I just realized it’s been a week since I posted anything here. Partly that’s because I haven’t really had anything to write about, and partly it’s because I just didn’t get around to it.
Last week the house really did expire out of multi-list and the phone and mail man have been kept busy with realtors wanting to pick up the listing. We had one realtor over to “see if she could help us since we hadn’t been able to sell yet”. She didn’t offer any great suggestions – just drop the asking price. Unfortunately, I have to get a certain amount out of it, and if it means waiting until the market has improved or until I’ve paid off more of the mortgage, then so be it. Not a happy situation to be in, but there it is. We may put it back in multi-list and realtor.com as a “For Sale by Owner”, but not immediately. We’ll probably test the waters again in late January or February.
Russell Jonas, Jim Finley and I spent Wednesday morning going through the Session goals and reconciling them with the council goals. Looks like we have some work to do getting the councils to take ownership of the goals the Session made. I’m still not happy with the whole process, but I have saluted smartly and marched out to do the bidding of the strategic planning group.

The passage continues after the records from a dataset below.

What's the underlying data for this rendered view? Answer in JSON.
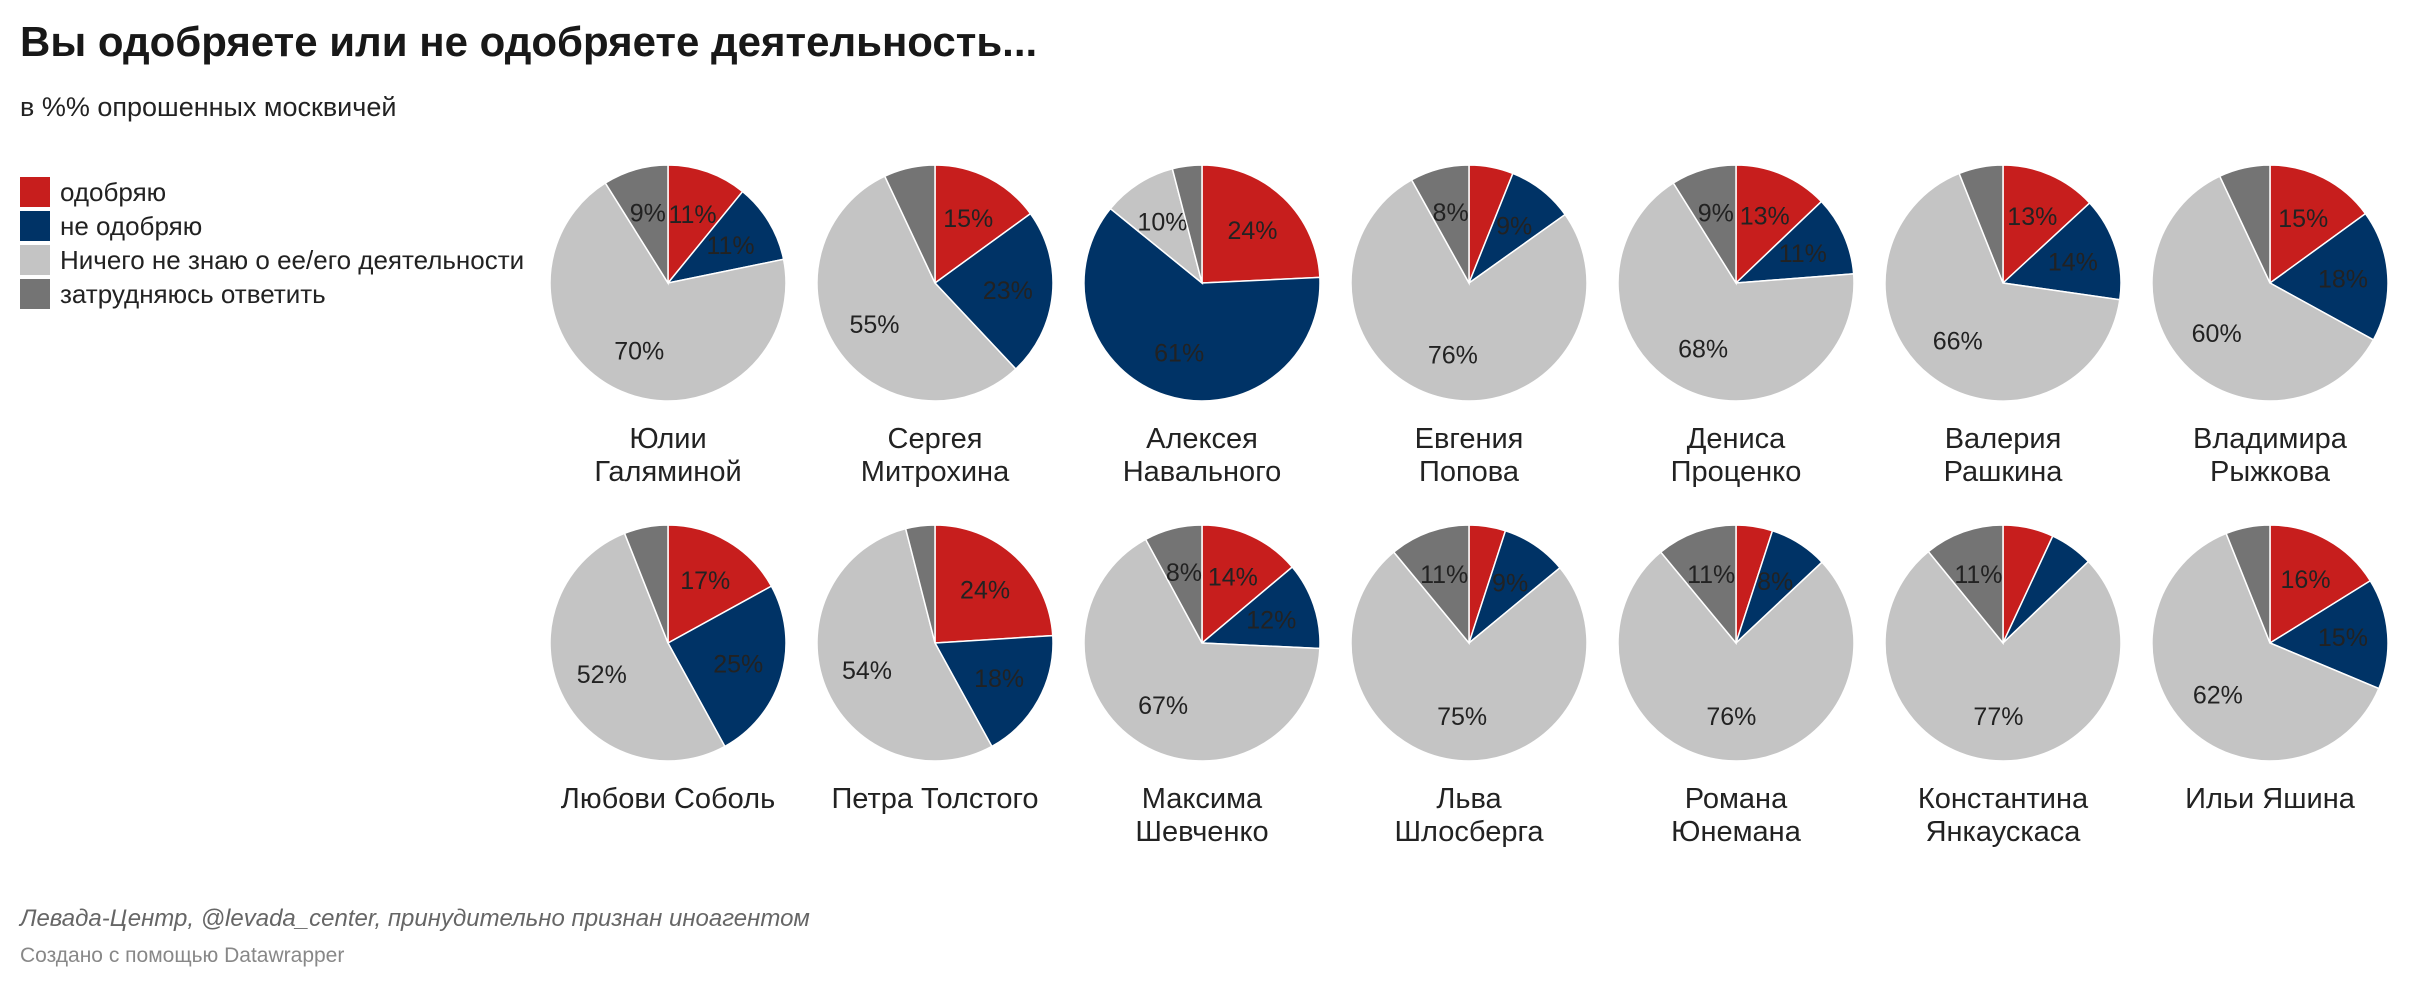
{
  "header": {
    "title": "Вы одобряете или не одобряете деятельность...",
    "subtitle": "в %% опрошенных москвичей"
  },
  "legend": [
    {
      "label": "одобряю",
      "color": "#c71e1d"
    },
    {
      "label": "не одобряю",
      "color": "#003366"
    },
    {
      "label": "Ничего не знаю о ее/его деятельности",
      "color": "#c4c4c4"
    },
    {
      "label": "затрудняюсь ответить",
      "color": "#747474"
    }
  ],
  "footer": {
    "source": "Левада-Центр, @levada_center, принудительно признан иноагентом",
    "credit": "Создано с помощью Datawrapper"
  },
  "chart_data": {
    "type": "pie",
    "series_names": [
      "одобряю",
      "не одобряю",
      "Ничего не знаю о ее/его деятельности",
      "затрудняюсь ответить"
    ],
    "colors": [
      "#c71e1d",
      "#003366",
      "#c4c4c4",
      "#747474"
    ],
    "pies": [
      {
        "name_lines": [
          "Юлии",
          "Галяминой"
        ],
        "values": [
          11,
          11,
          70,
          9
        ],
        "labels": [
          "11%",
          "11%",
          "70%",
          "9%"
        ]
      },
      {
        "name_lines": [
          "Сергея",
          "Митрохина"
        ],
        "values": [
          15,
          23,
          55,
          7
        ],
        "labels": [
          "15%",
          "23%",
          "55%",
          ""
        ]
      },
      {
        "name_lines": [
          "Алексея",
          "Навального"
        ],
        "values": [
          24,
          61,
          10,
          4
        ],
        "labels": [
          "24%",
          "61%",
          "10%",
          ""
        ]
      },
      {
        "name_lines": [
          "Евгения",
          "Попова"
        ],
        "values": [
          6,
          9,
          76,
          8
        ],
        "labels": [
          "",
          "9%",
          "76%",
          "8%"
        ]
      },
      {
        "name_lines": [
          "Дениса",
          "Проценко"
        ],
        "values": [
          13,
          11,
          68,
          9
        ],
        "labels": [
          "13%",
          "11%",
          "68%",
          "9%"
        ]
      },
      {
        "name_lines": [
          "Валерия",
          "Рашкина"
        ],
        "values": [
          13,
          14,
          66,
          6
        ],
        "labels": [
          "13%",
          "14%",
          "66%",
          ""
        ]
      },
      {
        "name_lines": [
          "Владимира",
          "Рыжкова"
        ],
        "values": [
          15,
          18,
          60,
          7
        ],
        "labels": [
          "15%",
          "18%",
          "60%",
          ""
        ]
      },
      {
        "name_lines": [
          "Любови Соболь"
        ],
        "values": [
          17,
          25,
          52,
          6
        ],
        "labels": [
          "17%",
          "25%",
          "52%",
          ""
        ]
      },
      {
        "name_lines": [
          "Петра Толстого"
        ],
        "values": [
          24,
          18,
          54,
          4
        ],
        "labels": [
          "24%",
          "18%",
          "54%",
          ""
        ]
      },
      {
        "name_lines": [
          "Максима",
          "Шевченко"
        ],
        "values": [
          14,
          12,
          67,
          8
        ],
        "labels": [
          "14%",
          "12%",
          "67%",
          "8%"
        ]
      },
      {
        "name_lines": [
          "Льва",
          "Шлосберга"
        ],
        "values": [
          5,
          9,
          75,
          11
        ],
        "labels": [
          "",
          "9%",
          "75%",
          "11%"
        ]
      },
      {
        "name_lines": [
          "Романа",
          "Юнемана"
        ],
        "values": [
          5,
          8,
          76,
          11
        ],
        "labels": [
          "",
          "8%",
          "76%",
          "11%"
        ]
      },
      {
        "name_lines": [
          "Константина",
          "Янкаускаса"
        ],
        "values": [
          7,
          6,
          77,
          11
        ],
        "labels": [
          "",
          "",
          "77%",
          "11%"
        ]
      },
      {
        "name_lines": [
          "Ильи Яшина"
        ],
        "values": [
          16,
          15,
          62,
          6
        ],
        "labels": [
          "16%",
          "15%",
          "62%",
          ""
        ]
      }
    ]
  }
}
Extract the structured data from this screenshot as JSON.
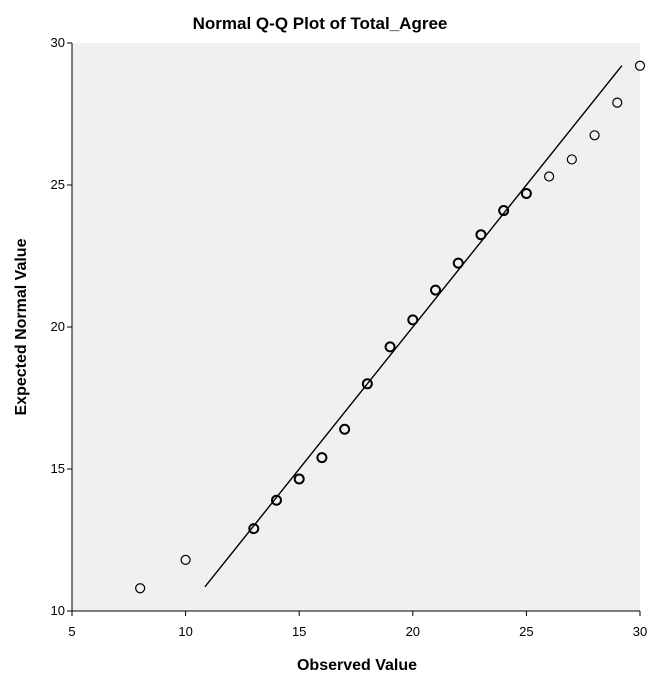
{
  "chart_data": {
    "type": "scatter",
    "title": "Normal Q-Q Plot of Total_Agree",
    "xlabel": "Observed Value",
    "ylabel": "Expected Normal Value",
    "xlim": [
      5,
      30
    ],
    "ylim": [
      10,
      30
    ],
    "x_ticks": [
      5,
      10,
      15,
      20,
      25,
      30
    ],
    "y_ticks": [
      10,
      15,
      20,
      25,
      30
    ],
    "grid": false,
    "plot_background": "#f0f0f0",
    "marker_color": "#000000",
    "line_color": "#000000",
    "points": [
      {
        "x": 8,
        "y": 10.8
      },
      {
        "x": 10,
        "y": 11.8
      },
      {
        "x": 13,
        "y": 12.9
      },
      {
        "x": 14,
        "y": 13.9
      },
      {
        "x": 15,
        "y": 14.65
      },
      {
        "x": 16,
        "y": 15.4
      },
      {
        "x": 17,
        "y": 16.4
      },
      {
        "x": 18,
        "y": 18.0
      },
      {
        "x": 19,
        "y": 19.3
      },
      {
        "x": 20,
        "y": 20.25
      },
      {
        "x": 21,
        "y": 21.3
      },
      {
        "x": 22,
        "y": 22.25
      },
      {
        "x": 23,
        "y": 23.25
      },
      {
        "x": 24,
        "y": 24.1
      },
      {
        "x": 25,
        "y": 24.7
      },
      {
        "x": 26,
        "y": 25.3
      },
      {
        "x": 27,
        "y": 25.9
      },
      {
        "x": 28,
        "y": 26.75
      },
      {
        "x": 29,
        "y": 27.9
      },
      {
        "x": 30,
        "y": 29.2
      }
    ],
    "reference_line": {
      "from": [
        10.85,
        10.85
      ],
      "to": [
        29.2,
        29.2
      ]
    }
  }
}
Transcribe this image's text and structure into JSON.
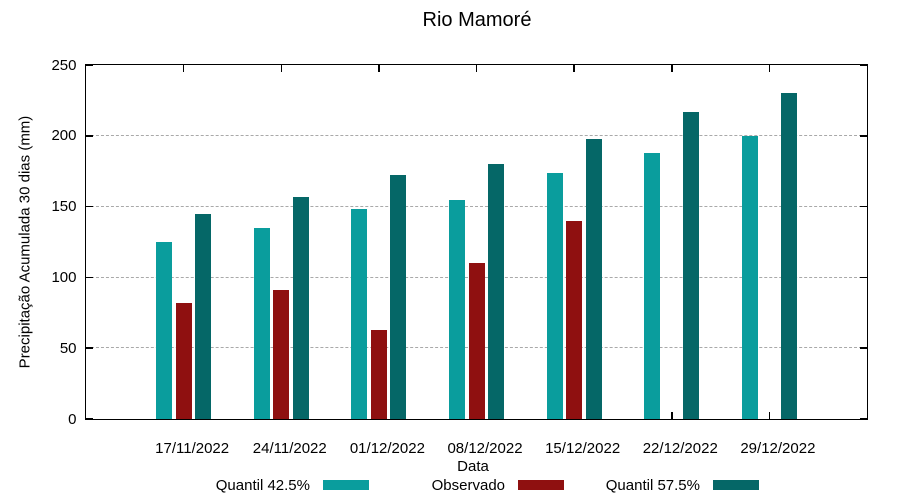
{
  "chart_data": {
    "type": "bar",
    "title": "Rio Mamoré",
    "xlabel": "Data",
    "ylabel": "Precipitação Acumulada 30 dias (mm)",
    "ylim": [
      0,
      250
    ],
    "yticks": [
      0,
      50,
      100,
      150,
      200,
      250
    ],
    "grid": true,
    "grid_style": "dashed",
    "legend_position": "bottom-center",
    "background": "#FFFFFF",
    "axis_color": "#000000",
    "grid_color": "#A9A9A9",
    "categories": [
      "17/11/2022",
      "24/11/2022",
      "01/12/2022",
      "08/12/2022",
      "15/12/2022",
      "22/12/2022",
      "29/12/2022"
    ],
    "series": [
      {
        "name": "Quantil 42.5%",
        "color": "#0A9D9D",
        "values": [
          125,
          135,
          148,
          155,
          174,
          188,
          200
        ]
      },
      {
        "name": "Observado",
        "color": "#8F1010",
        "values": [
          82,
          91,
          63,
          110,
          140,
          null,
          null
        ]
      },
      {
        "name": "Quantil 57.5%",
        "color": "#056767",
        "values": [
          145,
          157,
          172,
          180,
          198,
          217,
          230
        ]
      }
    ]
  }
}
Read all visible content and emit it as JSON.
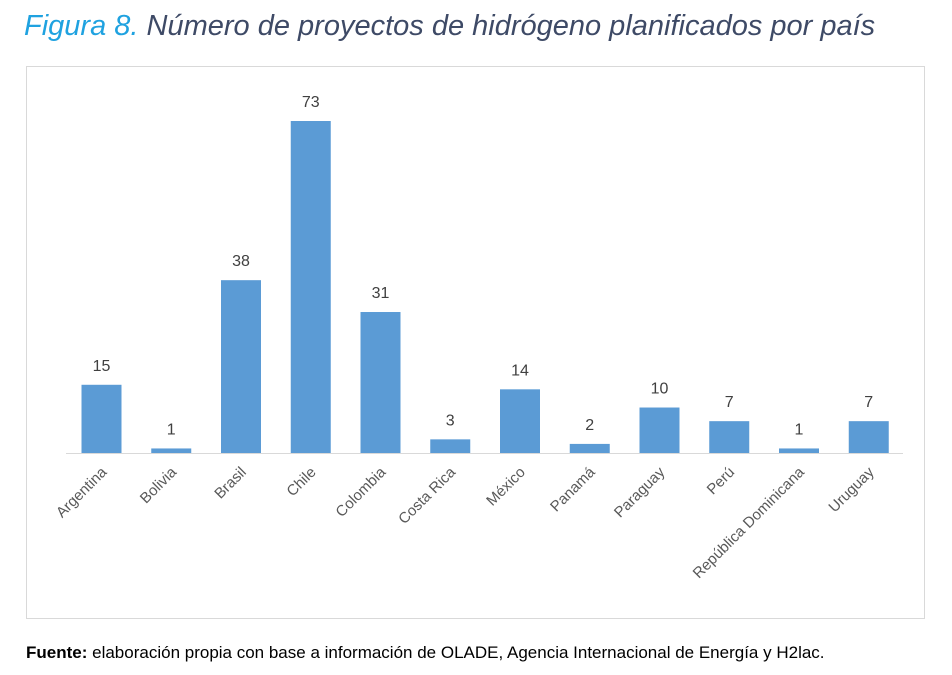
{
  "figure": {
    "label": "Figura 8.",
    "title": "Número de proyectos de hidrógeno planificados por país"
  },
  "source": {
    "label": "Fuente:",
    "text": "elaboración propia con base a información de OLADE, Agencia Internacional de Energía y H2lac."
  },
  "colors": {
    "bar": "#5b9bd5",
    "figure_label": "#1fa2e0",
    "title": "#3e4a66"
  },
  "chart_data": {
    "type": "bar",
    "categories": [
      "Argentina",
      "Bolivia",
      "Brasil",
      "Chile",
      "Colombia",
      "Costa Rica",
      "México",
      "Panamá",
      "Paraguay",
      "Perú",
      "República Dominicana",
      "Uruguay"
    ],
    "values": [
      15,
      1,
      38,
      73,
      31,
      3,
      14,
      2,
      10,
      7,
      1,
      7
    ],
    "data_labels": true,
    "grid": false,
    "legend": "none",
    "ylim": [
      0,
      73
    ]
  }
}
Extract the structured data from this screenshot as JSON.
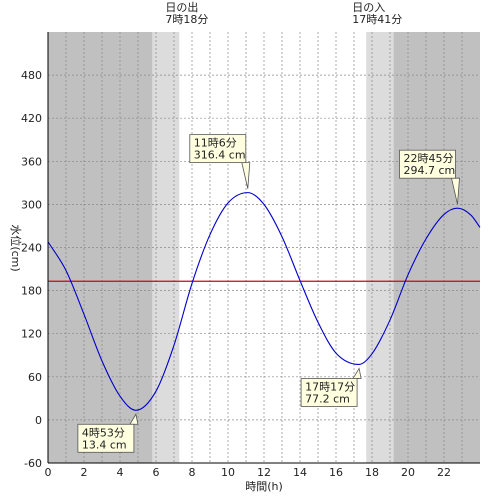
{
  "chart_data": {
    "type": "line",
    "xlabel": "時間(h)",
    "ylabel": "水位(cm)",
    "xlim": [
      0,
      24
    ],
    "ylim": [
      -60,
      540
    ],
    "x_ticks": [
      "0",
      "2",
      "4",
      "6",
      "8",
      "10",
      "12",
      "14",
      "16",
      "18",
      "20",
      "22"
    ],
    "y_ticks": [
      "-60",
      "0",
      "60",
      "120",
      "180",
      "240",
      "300",
      "360",
      "420",
      "480"
    ],
    "mean_level": 193,
    "sunrise": {
      "label": "日の出",
      "time": "7時18分",
      "hour": 7.3
    },
    "sunset": {
      "label": "日の入",
      "time": "17時41分",
      "hour": 17.68
    },
    "twilight": {
      "morning_start": 5.8,
      "evening_end": 19.2
    },
    "extrema": [
      {
        "time": "4時53分",
        "level": "13.4 cm",
        "hour": 4.883,
        "value": 13.4
      },
      {
        "time": "11時6分",
        "level": "316.4 cm",
        "hour": 11.1,
        "value": 316.4
      },
      {
        "time": "17時17分",
        "level": "77.2 cm",
        "hour": 17.283,
        "value": 77.2
      },
      {
        "time": "22時45分",
        "level": "294.7 cm",
        "hour": 22.75,
        "value": 294.7
      }
    ],
    "series": [
      {
        "values_x": [
          0,
          1,
          2,
          3,
          4,
          4.883,
          6,
          7,
          8,
          9,
          10,
          11.1,
          12,
          13,
          14,
          15,
          16,
          17.283,
          18,
          19,
          20,
          21,
          22,
          22.75,
          23.5,
          24
        ],
        "values_y": [
          248,
          208,
          147,
          82,
          33,
          13.4,
          40,
          104,
          190,
          258,
          302,
          316.4,
          300,
          255,
          194,
          136,
          93,
          77.2,
          92,
          139,
          202,
          252,
          286,
          294.7,
          285,
          268
        ]
      }
    ],
    "colors": {
      "line": "#0000cc",
      "mean": "#dd0000",
      "night": "#c0c0c0",
      "twilight": "#dcdcdc",
      "callout_fill": "#ffffe0"
    }
  }
}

I’ve been reading Carol Howard Merritt’s newest book Reframing Hope. It’s a wonderful roadmap to redefining the church as a both/and rather than an either/or. She had done a lot of work on generational differences and has real, practical suggestions for allowing the church to be relevant to younger generations without alienating the Boomers and older folks. I’ll do a better review of it here once I’ve finished reading.
Yesterday, I was Lay Reader for the 9:30 service and I used Romans 9:20-21 as the Call to Confession where Paul is convicting the people for wanting to tell the Potter (God) what they should be rather than allowing God to use them as God wished. Elizabeth was preaching on the Jeremiah 18:1-14 text and the printed Prayer of Confession made reference the Potter, but the text and the sermon comes after the confession, so I figured they needed a little context for the prayer. I used Romans 9:23 (edited) as the Assurance of Pardon. All that was fine except I used the Jerusalem Bible as my translation and didn’t realize how sexist the language was until I was actually reading it. I had a terrible time getting through it because I kept wanting to change “He” to “She” (at least once), but I was afraid somebody would rise up in protest. Our congregation can manage inclusive language if they don’t realize it’s happening, but I don’t think they could handle “God – She” (at least not from the Lecturn).
I got a good laugh (internally) when someone asked Elizabeth if she thought Jeremiah was the reason Bishop Jakes had named his church “The Potter’s House”. Ya think?
We’re off to my brother’s house this afternoon for a hamburger cookout. It will be nice to see them. Even though they live less than 20 miles away, we don’t get up to see them very often. I’ll take lots of pictures and bore you with them tomorrow – I promise.
Hi Abbie,
Goood to see your “catch up” blog. Recently, as newly elected elder, I was asked to head “Learning Committee”. That means I find teachers for Sunday school– this is going to be a challenge. Sent out email to all possible people who might like to teach and need to follow up with phone call. I hate phoning to ask people I don’t know well, but must get on with it. Wish there were a good way to get lots of people to help just a bit. Am telling people they can teach a day, a day a month, for just one month, for just a quarter — etc. so we will see how successful I am.
Hope the market turns soon and your house sells.
Wishing you a nice labor day cookout with your brother.
Janet
LikeLike
We are running a “Power of One” campaign for children and youth Sunday School, asking every parent to give one Sunday morning per year per kid to helping out. Seems to be working well. Schools here ask generally the same thing, except they ask for parental help once a month.